Forty-three were killed, some were recaptured and others remain on the loose.

Chief Joseph owner Rex Rammell, who has since sold the business, was at Friday’s committee hearing, where he urged lawmakers to kill the bill.

“This is the bill that’s supposed to put bad actors like me out of business,” said Rammell, whose has tangled with the state for years and last week filed a $1.3 million tort claim for the elk shot in last year’s hunt. “The Department of Agriculture has wanted this licensing requirement since 2002. It stomps us out of business.”

The bill that died called for a $5 licensing fee for the state’s nearly 6,000 farm-raised elk, along with a $200 fee for Department of Agriculture inspections.

It would have made only ranch operators who “knowingly” broke state rules subject to losing their licenses. The word was inserted this week by House Speaker Lawerence Denney, R-Midvale, who said he hoped the change would help broker a compromise between opposing sides in the industry.
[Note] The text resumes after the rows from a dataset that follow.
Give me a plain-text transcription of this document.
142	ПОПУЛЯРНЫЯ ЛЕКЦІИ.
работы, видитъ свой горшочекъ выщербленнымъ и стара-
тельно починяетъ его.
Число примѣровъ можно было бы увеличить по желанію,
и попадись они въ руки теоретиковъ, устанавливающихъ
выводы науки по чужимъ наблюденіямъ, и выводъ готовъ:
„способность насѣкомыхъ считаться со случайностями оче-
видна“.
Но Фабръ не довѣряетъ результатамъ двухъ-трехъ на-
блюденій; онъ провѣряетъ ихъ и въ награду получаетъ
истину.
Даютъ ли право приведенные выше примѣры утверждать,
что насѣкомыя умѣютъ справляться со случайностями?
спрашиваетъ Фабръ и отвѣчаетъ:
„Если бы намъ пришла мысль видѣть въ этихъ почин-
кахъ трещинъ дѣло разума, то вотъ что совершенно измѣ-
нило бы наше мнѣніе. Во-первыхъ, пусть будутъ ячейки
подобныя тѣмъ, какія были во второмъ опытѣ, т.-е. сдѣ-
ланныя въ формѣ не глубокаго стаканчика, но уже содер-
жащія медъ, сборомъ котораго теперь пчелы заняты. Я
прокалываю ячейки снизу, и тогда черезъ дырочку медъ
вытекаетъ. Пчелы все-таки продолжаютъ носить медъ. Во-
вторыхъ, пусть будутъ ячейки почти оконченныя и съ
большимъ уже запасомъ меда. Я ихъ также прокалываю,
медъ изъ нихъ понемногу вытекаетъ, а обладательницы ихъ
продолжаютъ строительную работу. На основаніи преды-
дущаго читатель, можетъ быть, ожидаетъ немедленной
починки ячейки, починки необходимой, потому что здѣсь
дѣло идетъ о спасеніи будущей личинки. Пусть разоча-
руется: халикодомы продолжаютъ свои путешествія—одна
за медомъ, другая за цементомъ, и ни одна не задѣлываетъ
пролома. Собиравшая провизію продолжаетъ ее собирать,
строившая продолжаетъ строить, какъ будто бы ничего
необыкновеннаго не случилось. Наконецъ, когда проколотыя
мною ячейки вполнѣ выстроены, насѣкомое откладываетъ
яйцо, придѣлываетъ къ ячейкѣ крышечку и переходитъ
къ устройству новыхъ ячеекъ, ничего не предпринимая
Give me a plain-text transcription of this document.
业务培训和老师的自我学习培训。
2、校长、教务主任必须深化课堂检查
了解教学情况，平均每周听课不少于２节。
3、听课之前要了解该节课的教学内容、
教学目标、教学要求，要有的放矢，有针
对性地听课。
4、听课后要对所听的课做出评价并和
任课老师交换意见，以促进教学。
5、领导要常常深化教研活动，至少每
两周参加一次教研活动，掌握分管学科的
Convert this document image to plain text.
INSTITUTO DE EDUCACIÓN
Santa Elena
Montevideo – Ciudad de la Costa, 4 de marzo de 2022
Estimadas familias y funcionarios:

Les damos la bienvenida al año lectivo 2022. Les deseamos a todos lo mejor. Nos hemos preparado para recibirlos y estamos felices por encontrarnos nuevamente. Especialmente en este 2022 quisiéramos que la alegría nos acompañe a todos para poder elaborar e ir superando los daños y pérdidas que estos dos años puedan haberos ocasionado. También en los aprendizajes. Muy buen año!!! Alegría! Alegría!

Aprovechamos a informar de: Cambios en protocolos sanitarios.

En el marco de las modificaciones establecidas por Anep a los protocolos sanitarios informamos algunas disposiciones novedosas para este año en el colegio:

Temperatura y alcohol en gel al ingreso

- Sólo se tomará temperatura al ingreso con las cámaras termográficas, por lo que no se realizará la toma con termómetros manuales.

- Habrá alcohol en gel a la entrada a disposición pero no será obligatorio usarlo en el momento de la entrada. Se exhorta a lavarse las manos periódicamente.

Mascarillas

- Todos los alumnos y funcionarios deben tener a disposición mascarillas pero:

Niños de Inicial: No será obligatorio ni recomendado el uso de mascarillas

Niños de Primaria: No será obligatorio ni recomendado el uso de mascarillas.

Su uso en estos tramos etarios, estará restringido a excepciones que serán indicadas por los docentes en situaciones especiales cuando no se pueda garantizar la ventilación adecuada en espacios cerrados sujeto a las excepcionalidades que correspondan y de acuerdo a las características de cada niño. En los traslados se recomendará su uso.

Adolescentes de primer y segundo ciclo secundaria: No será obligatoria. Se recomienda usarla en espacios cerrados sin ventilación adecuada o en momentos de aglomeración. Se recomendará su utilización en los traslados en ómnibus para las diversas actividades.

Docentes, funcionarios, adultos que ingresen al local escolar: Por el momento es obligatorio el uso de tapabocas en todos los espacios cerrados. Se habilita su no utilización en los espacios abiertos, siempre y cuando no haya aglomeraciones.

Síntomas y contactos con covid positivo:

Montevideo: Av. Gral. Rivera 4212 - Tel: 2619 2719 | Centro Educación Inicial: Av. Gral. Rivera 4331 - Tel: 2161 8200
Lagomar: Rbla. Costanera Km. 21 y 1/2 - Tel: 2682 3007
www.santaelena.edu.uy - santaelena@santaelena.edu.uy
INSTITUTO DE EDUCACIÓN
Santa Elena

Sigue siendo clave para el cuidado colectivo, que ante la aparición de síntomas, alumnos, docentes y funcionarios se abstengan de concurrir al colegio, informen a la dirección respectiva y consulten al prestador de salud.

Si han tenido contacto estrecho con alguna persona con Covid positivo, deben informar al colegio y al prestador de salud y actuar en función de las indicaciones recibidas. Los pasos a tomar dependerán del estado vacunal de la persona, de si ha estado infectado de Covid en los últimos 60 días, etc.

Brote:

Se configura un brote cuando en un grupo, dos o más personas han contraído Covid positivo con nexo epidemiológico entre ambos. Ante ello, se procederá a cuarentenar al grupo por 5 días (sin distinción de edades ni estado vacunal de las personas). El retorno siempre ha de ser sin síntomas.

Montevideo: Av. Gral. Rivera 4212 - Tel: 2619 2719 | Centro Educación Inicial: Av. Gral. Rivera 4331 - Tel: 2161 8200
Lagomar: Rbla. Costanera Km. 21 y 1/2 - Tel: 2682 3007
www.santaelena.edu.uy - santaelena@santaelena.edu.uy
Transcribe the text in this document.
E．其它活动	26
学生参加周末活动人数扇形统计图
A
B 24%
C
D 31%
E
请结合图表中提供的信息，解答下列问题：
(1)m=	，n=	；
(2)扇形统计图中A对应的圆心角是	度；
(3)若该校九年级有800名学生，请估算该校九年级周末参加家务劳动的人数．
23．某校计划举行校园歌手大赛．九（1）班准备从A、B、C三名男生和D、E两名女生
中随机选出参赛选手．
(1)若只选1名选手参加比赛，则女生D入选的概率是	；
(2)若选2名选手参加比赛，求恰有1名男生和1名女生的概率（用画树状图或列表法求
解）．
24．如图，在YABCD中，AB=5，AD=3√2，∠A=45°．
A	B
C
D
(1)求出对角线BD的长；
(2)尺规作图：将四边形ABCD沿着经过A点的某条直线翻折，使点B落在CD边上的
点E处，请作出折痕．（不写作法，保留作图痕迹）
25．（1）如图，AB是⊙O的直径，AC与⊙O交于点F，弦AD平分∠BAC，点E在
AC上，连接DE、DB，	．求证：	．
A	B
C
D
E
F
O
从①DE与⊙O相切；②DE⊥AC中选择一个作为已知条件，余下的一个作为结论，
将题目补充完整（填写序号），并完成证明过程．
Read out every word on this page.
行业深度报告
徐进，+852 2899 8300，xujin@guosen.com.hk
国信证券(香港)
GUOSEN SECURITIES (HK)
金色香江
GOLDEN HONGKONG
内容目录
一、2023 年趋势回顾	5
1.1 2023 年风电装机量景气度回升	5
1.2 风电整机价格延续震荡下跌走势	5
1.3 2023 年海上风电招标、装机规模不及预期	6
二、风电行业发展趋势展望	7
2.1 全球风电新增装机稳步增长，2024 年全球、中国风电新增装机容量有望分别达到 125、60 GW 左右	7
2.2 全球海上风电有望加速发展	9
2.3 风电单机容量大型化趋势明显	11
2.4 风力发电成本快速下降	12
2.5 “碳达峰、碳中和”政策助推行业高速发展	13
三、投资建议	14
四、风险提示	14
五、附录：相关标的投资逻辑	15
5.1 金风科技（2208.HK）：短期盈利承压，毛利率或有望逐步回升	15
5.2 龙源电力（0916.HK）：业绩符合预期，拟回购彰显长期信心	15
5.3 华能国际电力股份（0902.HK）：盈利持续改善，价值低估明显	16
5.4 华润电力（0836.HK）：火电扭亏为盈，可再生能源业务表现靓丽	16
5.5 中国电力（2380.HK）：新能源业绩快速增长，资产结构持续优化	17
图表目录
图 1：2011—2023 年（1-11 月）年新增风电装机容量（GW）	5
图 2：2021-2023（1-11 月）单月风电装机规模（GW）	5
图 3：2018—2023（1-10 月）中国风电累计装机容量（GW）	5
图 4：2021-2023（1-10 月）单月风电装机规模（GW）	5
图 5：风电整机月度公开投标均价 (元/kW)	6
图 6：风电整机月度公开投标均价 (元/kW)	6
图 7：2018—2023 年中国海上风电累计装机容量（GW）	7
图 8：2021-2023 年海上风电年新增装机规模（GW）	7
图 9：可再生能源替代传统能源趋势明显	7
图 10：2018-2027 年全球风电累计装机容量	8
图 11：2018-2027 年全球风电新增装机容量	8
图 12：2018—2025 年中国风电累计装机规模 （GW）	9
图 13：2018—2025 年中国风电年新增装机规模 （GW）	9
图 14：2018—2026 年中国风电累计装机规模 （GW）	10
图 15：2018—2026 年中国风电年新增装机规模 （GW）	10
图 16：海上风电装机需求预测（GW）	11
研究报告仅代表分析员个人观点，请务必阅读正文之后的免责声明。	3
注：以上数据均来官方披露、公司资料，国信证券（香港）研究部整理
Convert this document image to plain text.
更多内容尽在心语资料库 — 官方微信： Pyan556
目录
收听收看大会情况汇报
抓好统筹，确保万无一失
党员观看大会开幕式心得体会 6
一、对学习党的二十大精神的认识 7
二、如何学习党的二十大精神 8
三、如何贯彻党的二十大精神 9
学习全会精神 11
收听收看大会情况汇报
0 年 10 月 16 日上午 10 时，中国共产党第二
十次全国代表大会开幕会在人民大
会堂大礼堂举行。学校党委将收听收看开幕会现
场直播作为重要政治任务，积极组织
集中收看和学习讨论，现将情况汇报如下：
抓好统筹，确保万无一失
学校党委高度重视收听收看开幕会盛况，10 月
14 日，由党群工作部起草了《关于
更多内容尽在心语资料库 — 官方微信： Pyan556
But as Sen. Tim Corder, R-Mountain Home and the measure’s sponsor, pointed out, elk ranchers who had split divisively were a difficult group to please.

He argued licensing would allow the Department of Agriculture work with ranchers to prevent farm-raised elk from escaping, while also helping keep disease in wild herds from spreading to domesticated animals.

Should that happen, state intervention would be required, Corder said.

“The loser in that battle will be the domestic elk,” he said.